Matteo da Firenze, il nuovo Rieccolo

di MICHELE BRAMBILLA

“Rieccolo!”: Indro Montanelli lo diceva di Amintore Fanfani, il democristiano che tornava sempre in pista dopo che l’avevan dato, innumerevoli volte, per sepolto. Oggi Rieccolo è un altro toscanaccio che troppo frettolosamente era stato archiviato fra le meteore della politica, tra le promesse mancate, tra i tanti triturati di questi tempi volatili: Matteo Renzi.
Rieccolo. Martedì scorso al Senato ha parlato da leader. Ma già pochi giorni prima, con un’intervista al Corriere della Sera, aveva ribaltato l’agenda della politica, guastando i piani dell’altro Matteo, ch’era convinto di aver già in tasca le elezioni anticipate. Alla fine del dibattito a palazzo Madama il Matteo leghista ascoltava con le orecchie basse il Matteo fiorentino che così lo ammoniva: “Caro Salvini, so per esperienza che cosa l’aspetta ora. Vedrà rapidamente come la eviteranno quei tanti che, fino a pochi giorni fa, la adulavano”.

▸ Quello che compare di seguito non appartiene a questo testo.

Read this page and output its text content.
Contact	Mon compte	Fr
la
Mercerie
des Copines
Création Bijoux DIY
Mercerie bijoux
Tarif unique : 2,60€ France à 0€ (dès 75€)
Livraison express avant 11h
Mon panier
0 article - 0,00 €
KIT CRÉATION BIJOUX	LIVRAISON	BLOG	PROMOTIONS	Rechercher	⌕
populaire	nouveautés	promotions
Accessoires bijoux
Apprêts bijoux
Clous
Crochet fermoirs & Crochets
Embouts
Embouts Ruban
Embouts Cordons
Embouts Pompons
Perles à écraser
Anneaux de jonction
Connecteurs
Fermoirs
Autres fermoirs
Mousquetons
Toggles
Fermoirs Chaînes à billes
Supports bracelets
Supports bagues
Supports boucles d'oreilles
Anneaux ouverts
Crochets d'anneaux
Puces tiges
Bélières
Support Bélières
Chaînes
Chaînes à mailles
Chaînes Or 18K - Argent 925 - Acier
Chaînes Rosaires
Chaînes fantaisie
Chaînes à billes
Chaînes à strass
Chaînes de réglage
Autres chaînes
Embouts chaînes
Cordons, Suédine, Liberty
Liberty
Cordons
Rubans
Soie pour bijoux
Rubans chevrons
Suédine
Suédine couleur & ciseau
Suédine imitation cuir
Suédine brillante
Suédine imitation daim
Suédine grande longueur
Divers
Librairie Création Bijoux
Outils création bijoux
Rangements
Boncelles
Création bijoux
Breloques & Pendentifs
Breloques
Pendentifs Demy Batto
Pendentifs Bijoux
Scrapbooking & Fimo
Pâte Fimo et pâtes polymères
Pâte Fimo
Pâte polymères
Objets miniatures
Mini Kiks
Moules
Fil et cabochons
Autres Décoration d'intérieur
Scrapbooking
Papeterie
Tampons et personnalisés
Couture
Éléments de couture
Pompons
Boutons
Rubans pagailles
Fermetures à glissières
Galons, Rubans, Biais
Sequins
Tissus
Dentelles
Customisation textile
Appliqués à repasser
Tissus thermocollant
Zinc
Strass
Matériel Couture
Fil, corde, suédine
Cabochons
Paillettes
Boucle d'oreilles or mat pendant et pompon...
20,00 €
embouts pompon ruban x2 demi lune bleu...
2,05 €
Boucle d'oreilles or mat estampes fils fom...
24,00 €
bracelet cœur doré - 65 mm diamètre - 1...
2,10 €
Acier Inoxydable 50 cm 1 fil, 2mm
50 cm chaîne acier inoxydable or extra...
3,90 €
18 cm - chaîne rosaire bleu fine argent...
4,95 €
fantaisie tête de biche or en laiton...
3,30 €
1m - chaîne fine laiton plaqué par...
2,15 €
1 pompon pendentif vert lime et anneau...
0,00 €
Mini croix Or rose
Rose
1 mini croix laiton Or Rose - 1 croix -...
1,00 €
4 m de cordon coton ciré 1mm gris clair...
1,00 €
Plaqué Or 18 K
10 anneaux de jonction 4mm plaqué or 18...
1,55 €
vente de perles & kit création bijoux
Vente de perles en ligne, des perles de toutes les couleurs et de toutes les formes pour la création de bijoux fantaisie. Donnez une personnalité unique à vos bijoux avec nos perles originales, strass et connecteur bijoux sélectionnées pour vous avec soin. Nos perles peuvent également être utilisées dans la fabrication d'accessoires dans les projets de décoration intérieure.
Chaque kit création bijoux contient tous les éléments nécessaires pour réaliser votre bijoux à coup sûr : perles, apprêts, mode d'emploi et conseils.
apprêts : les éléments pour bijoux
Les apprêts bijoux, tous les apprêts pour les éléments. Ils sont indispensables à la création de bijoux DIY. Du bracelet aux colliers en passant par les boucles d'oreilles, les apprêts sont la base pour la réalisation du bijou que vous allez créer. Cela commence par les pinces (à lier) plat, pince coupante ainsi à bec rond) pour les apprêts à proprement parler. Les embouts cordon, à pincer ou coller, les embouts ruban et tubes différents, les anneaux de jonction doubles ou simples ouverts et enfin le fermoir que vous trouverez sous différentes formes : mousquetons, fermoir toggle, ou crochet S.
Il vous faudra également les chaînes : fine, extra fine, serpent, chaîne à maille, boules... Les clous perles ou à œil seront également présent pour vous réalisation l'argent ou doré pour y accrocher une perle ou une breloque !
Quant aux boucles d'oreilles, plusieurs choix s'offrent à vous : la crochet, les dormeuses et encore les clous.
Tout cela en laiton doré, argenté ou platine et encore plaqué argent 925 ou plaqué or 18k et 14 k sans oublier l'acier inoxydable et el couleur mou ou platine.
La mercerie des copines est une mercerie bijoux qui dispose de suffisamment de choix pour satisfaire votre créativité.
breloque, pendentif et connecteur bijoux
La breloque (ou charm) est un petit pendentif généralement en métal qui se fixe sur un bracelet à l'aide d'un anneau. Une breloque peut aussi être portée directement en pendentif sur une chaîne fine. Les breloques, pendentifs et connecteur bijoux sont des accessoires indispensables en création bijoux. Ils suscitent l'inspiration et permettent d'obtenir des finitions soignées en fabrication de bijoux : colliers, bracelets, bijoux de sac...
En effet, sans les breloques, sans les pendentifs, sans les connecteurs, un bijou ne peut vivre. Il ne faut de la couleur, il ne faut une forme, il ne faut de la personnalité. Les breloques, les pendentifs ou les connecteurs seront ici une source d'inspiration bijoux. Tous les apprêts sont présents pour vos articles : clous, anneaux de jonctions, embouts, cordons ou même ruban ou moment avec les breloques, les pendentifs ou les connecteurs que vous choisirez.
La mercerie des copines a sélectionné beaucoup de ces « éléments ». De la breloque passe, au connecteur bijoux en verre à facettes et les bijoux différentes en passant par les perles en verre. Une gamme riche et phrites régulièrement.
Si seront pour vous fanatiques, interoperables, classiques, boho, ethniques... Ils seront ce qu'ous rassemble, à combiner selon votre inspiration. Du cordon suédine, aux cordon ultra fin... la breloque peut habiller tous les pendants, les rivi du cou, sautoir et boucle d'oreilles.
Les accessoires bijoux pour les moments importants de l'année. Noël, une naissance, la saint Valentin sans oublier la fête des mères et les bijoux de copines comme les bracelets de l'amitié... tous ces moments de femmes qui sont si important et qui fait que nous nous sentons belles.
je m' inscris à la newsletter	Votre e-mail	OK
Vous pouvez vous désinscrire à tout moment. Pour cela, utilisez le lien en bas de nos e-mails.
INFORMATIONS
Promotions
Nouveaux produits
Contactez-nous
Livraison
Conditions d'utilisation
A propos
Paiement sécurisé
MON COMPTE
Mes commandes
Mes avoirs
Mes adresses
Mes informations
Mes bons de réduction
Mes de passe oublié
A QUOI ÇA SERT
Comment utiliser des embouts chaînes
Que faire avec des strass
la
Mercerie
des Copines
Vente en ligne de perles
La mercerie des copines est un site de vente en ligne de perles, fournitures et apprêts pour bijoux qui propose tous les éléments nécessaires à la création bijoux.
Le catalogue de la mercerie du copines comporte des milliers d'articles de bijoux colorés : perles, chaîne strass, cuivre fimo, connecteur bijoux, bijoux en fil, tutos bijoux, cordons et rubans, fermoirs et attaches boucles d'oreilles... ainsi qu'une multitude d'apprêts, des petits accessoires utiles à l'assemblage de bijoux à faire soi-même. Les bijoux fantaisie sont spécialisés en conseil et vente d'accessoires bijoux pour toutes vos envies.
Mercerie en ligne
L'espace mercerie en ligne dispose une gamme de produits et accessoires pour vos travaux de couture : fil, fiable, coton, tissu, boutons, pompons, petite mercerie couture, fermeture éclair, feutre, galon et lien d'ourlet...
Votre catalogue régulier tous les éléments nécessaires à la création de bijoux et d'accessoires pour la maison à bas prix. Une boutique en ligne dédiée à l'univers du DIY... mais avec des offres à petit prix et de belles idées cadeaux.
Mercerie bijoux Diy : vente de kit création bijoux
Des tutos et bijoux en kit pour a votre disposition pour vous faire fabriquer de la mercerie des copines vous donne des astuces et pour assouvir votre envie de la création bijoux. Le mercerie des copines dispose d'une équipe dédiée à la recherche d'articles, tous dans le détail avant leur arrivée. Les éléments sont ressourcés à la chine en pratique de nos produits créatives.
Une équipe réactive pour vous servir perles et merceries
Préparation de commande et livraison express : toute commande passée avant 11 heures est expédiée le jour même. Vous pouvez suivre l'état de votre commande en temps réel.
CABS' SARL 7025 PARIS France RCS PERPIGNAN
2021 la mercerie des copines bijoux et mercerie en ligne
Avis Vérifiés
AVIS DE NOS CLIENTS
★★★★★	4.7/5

Renzi sa bene che cosa sia la Caduta. Il Vuoto nel quale non si trovano più gli amici ma si vedono –- e benissimo – i Traditori. Aveva ricordato, nei giorni della Solitudine, la profezia dell’immancabile Andreotti: “Quando nominerai qualcuno a un posto importante, sappi che farai novantanove scontenti e un ingrato”, e poco importa che il Divo avesse rubato la citazione a Luigi XIV. Gli ingrati! Quel Gentiloni, ad esempio. Matteo non se ne dà pace. Lui lo aveva ripescato dall’oblio e ne aveva fatto, addirittura, un ministro degli Esteri. Ora Gentiloni è – o sarebbe – il suo principale avversario nel Pd. Questa Renzi non riesce a digerirla. Di un Franceschini, ad esempio, non si stupisce. Sa chi è. E non ha mai creduto che fosse suo amico. Ma di Gentiloni sì, lo aveva creduto.